Pandas split string into columns and split string with multiple delimiters
In this post we will discuss how to split a dataframe string into multiple columns and also split string with single and multiple delimiters, The most useful pandas API’s for splitting the string with delimiters into multiple columns are as follows:
- Pandas.series.str.split()
- Pandas.series.str.extract()
- Pandas.series.str.partition()
We could use string or regular expression in the first two API’s to split the string and return a Series or Index unless it’s explicitly set expand=True, whereas for the str.partition() api we could use to split the string into two equal parts
Split string into columns with a single delimiter
Let’s start with splitting the string in the column by delimiter Comma(,)
df=pd.DataFrame({
'storage_area':
[
'123,Green Street, Cincinnati',
'9854,Oak Street',
'3129,Main Street, Jackson',
'4213,Bridge Ave, Trenton',
'09865,Rose valley, Brunswick'
]
})
df
We have a data frame with one (string) column and We’d like to split it into three (string) columns, with first column header as ‘HouseNo'
, second column header as ‘Street'
and the other as ‘City'
storage_area | |
---|---|
0 | 123,Green Street, Cincinnati |
1 | 9854,Oak Street |
2 | 3129,Main Street, Jackson |
3 | 4213,Bridge Ave, Trenton |
4 | 09865,Rose valley, Brunswick |
First we will split the column into a list of strings, For a simple split over a known separator (like, splitting by dashes, or splitting by whitespace), the .str.split()

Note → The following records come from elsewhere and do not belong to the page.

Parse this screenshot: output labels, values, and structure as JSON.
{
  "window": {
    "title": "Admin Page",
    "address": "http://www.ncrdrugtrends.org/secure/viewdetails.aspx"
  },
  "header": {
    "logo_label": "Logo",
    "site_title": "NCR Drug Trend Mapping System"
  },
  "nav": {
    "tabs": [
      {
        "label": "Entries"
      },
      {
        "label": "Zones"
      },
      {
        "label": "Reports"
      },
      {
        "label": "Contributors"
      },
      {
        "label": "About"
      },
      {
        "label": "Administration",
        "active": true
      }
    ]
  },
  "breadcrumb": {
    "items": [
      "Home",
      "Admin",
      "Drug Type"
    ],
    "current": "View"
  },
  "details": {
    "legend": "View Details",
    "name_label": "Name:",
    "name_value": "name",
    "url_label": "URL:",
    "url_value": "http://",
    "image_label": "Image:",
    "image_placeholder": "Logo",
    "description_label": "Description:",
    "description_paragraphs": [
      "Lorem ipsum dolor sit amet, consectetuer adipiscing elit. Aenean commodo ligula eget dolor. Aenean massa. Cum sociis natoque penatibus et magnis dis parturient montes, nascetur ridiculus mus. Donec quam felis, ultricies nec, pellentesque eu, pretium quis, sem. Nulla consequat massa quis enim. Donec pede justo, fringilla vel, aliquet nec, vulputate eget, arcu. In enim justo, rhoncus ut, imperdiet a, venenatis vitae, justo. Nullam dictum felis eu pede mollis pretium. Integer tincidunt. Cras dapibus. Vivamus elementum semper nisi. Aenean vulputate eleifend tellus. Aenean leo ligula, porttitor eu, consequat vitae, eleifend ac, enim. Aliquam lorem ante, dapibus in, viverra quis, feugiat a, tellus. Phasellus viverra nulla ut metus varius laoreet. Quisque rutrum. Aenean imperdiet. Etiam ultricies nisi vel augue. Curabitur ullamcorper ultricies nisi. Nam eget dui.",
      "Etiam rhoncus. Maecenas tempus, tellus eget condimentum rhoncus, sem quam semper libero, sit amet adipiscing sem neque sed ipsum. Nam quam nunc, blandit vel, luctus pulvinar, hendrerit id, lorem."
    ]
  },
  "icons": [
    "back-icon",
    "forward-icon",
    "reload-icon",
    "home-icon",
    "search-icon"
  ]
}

method is enough. It operates on a column (Series) of strings, and returns a column (Series) of lists
df.storage_area.str.split(',',expand=False)
0 | [123, Green Street, Cincinnati] |
1 | [9854, Oak Street,] |
2 | [3129, Main Street, Jackson] |
3 | [4213, Bridge Ave, Trenton] |
4 | [09865, Rose valley, Brunswick] |
Getting a DataFrame out of splitting a column of strings is so useful that the str.split()
method can do it for you with the expand=True
parameter, It handles nicely by placing None
in the columns for which there aren’t enough “splits”:
df.val.str.split(',',expand=True).add_prefix('Address_')
Address_0 | Address_1 | Address_2 | |
---|---|---|---|
0 | 123 | Green Street | Cincinnati |
1 | 9854 | Oak Street | None |
2 | 3129 | Main Street | Jackson |
3 | 4213 | Bridge Ave | Trenton |
4 | 09865 | Rose Valley | Brunswick |
String split multiple delimiters
We want to split a string by either a ‘;’ or ‘, ‘ That is, it has to be either a semicolon or a comma.
df=pd.DataFrame({
'storage_area':
[
'123;Green Street, Cincinnati',
'9854;Oak Street, Clifton',
'3129;Main Street, Jackson',
'4213;Bridge Ave, Trenton',
'09865;Rose valley, Brunswick'
]
})
Let’s create a dataframe with string column and components of address separated wither by semicolon(;) or a comma(,). The semicolon or comma could have a leading or trailing whitespaces.
storage_area | |
---|---|
0 | 123;Green Street, Cincinnati |
1 | 9854;Oak Street, Clifton |
2 | 3129;Main Street, Jackson |
3 | 4213;Bridge Ave, Trenton |
4 | 09865;Rose valley, Brunswick |
We can use str split with Regex OR condition to match multiple delimiters as shown below and set expand to True to expand the split strings into separate column.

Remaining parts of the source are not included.